Réévaluer un loyer sous-évalué lors du renouvellement du bail
Lorsque le bail arrive à échéance, le propriétaire peut estimer que le loyer est significativement inférieur aux loyers pratiqués sur le marché local. Dans ce cas, il peut proposer une réévaluation du loyer lors du renouvellement du bail.
Cette procédure est totalement différente de la révision annuelle fondée sur l’IRL. En effet, le bailleur doit démontrer que le loyer est manifestement sous-évalué en produisant des références de logements comparables situés dans le même secteur géographique.
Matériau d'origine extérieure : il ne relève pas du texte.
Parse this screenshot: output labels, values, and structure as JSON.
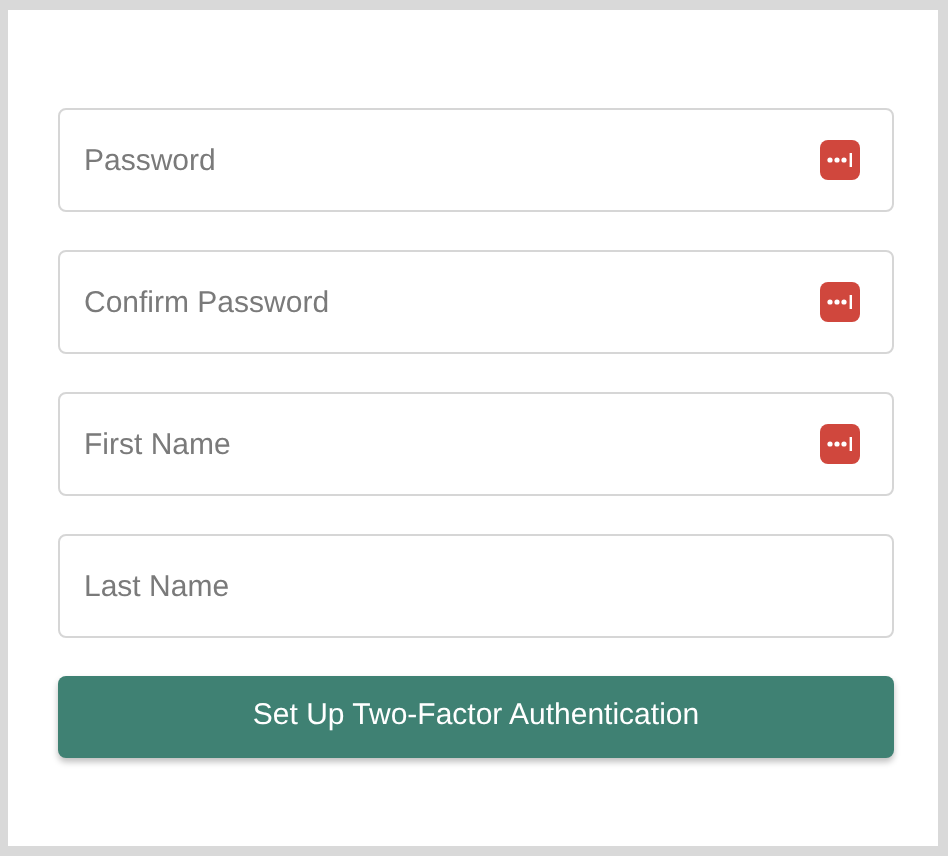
{
  "fields": [
    {
      "placeholder": "Password",
      "autofill_icon": true
    },
    {
      "placeholder": "Confirm Password",
      "autofill_icon": true
    },
    {
      "placeholder": "First Name",
      "autofill_icon": true
    },
    {
      "placeholder": "Last Name",
      "autofill_icon": false
    }
  ],
  "submit_button": {
    "label": "Set Up Two-Factor Authentication"
  }
}
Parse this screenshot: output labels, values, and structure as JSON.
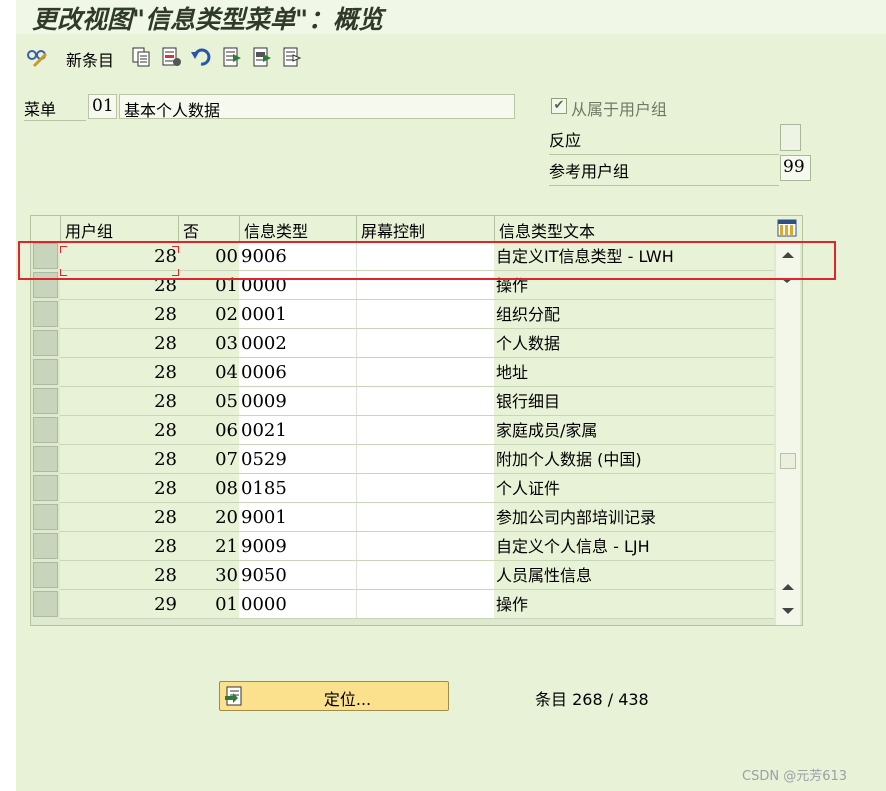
{
  "title": "更改视图\"信息类型菜单\"：概览",
  "toolbar": {
    "new_entries_label": "新条目",
    "icons": [
      "glasses-edit-icon",
      "copy-icon",
      "delete-icon",
      "undo-icon",
      "select-all-icon",
      "select-block-icon",
      "deselect-all-icon"
    ]
  },
  "header_fields": {
    "menu_label": "菜单",
    "menu_code": "01",
    "menu_desc": "基本个人数据",
    "user_group_dependent_label": "从属于用户组",
    "user_group_dependent_checked": true,
    "reaction_label": "反应",
    "ref_user_group_label": "参考用户组",
    "ref_user_group_value": "99"
  },
  "table": {
    "columns": [
      "用户组",
      "否",
      "信息类型",
      "屏幕控制",
      "信息类型文本"
    ],
    "rows": [
      {
        "group": "28",
        "no": "00",
        "infotype": "9006",
        "screen": "",
        "text": "自定义IT信息类型 - LWH"
      },
      {
        "group": "28",
        "no": "01",
        "infotype": "0000",
        "screen": "",
        "text": "操作"
      },
      {
        "group": "28",
        "no": "02",
        "infotype": "0001",
        "screen": "",
        "text": "组织分配"
      },
      {
        "group": "28",
        "no": "03",
        "infotype": "0002",
        "screen": "",
        "text": "个人数据"
      },
      {
        "group": "28",
        "no": "04",
        "infotype": "0006",
        "screen": "",
        "text": "地址"
      },
      {
        "group": "28",
        "no": "05",
        "infotype": "0009",
        "screen": "",
        "text": "银行细目"
      },
      {
        "group": "28",
        "no": "06",
        "infotype": "0021",
        "screen": "",
        "text": "家庭成员/家属"
      },
      {
        "group": "28",
        "no": "07",
        "infotype": "0529",
        "screen": "",
        "text": "附加个人数据 (中国)"
      },
      {
        "group": "28",
        "no": "08",
        "infotype": "0185",
        "screen": "",
        "text": "个人证件"
      },
      {
        "group": "28",
        "no": "20",
        "infotype": "9001",
        "screen": "",
        "text": "参加公司内部培训记录"
      },
      {
        "group": "28",
        "no": "21",
        "infotype": "9009",
        "screen": "",
        "text": "自定义个人信息 - LJH"
      },
      {
        "group": "28",
        "no": "30",
        "infotype": "9050",
        "screen": "",
        "text": "人员属性信息"
      },
      {
        "group": "29",
        "no": "01",
        "infotype": "0000",
        "screen": "",
        "text": "操作"
      }
    ]
  },
  "footer": {
    "position_button_label": "定位...",
    "entry_count": "条目 268 / 438"
  },
  "watermark": "CSDN @元芳613",
  "colors": {
    "background": "#e8f2d6",
    "highlight": "#e0242b",
    "button": "#fbe18d"
  }
}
Le nombre minimum de références exigées est de :
- 6 références dans les agglomérations de plus d’un million d’habitants ;
- 3 références dans les autres zones géographiques.
Les logements retenus doivent présenter des caractéristiques comparables : localisation ;surface ;nombre de pièces ;état général ;équipements ; qualité de l’immeuble.
La demande doit être adressée au locataire plusieurs mois avant l’échéance du bail et être accompagnée des références justifiant la hausse proposée. En cas de désaccord, le locataire peut contester la réévaluation. Le différend peut alors être porté devant la commission départementale de conciliation puis, si nécessaire, devant le juge.
Par ailleurs, lorsque l’augmentation est importante, son application est généralement étalée dans le temps afin d’en limiter l’impact financier pour le locataire.
Fin d’un dispositif de défiscalisation : quelles conséquences ?
De nombreux investisseurs s’interrogent sur les possibilités d’augmentation du loyer à l’issue d’un dispositif fiscal tel que Pinel, Duflot ou Scellier.
La fin de l’avantage fiscal met effectivement fin aux plafonds de loyers imposés par le dispositif. Cependant, cela ne permet pas d’augmenter librement le loyer en cours de bail. Tant que le locataire reste en place :
- Seule la révision annuelle prévue par la clause d’indexation peut être appliquée ;
- Toute remise au prix du marché nécessite d’attendre le renouvellement du bail et de respecter la procédure applicable aux loyers sous-évalués.
Et pour les loyers non soumis à la loi du 6 juillet 1989 ?
Tous les contrats de location ne relèvent pas de la loi du 6 juillet 1989. C’est notamment le cas de certains locaux professionnels, commerciaux, des locations saisonnières ou encore de certaines conventions d’occupation spécifiques.
Dans ces situations, les modalités de révision du loyer dépendent principalement des dispositions prévues au contrat. Les parties peuvent généralement définir librement une clause d’indexation fondée sur un indice de référence adapté à la nature de la location (Indice des Loyers Commerciaux – ILC, Indice des Loyers des Activités Tertiaires – ILAT, ou autre indice contractuellement prévu).
Pour les baux commerciaux, la révision du loyer obéit à des règles particulières prévues par le Code de commerce, avec notamment des mécanismes de révision triennale et de renouvellement du bail. À l’inverse, en l’absence de clause d’indexation ou de disposition légale spécifique, aucune augmentation automatique du loyer ne peut être appliquée.
Pour les investisseurs, la maîtrise de ce cadre juridique constitue un levier d’optimisation de la gestion locative tout en sécurisant la relation contractuelle. Toute révision doit ainsi s’appuyer sur une analyse rigoureuse du bail et du régime juridique applicable, afin de sécuriser les droits du bailleur et de limiter les risques de contestation.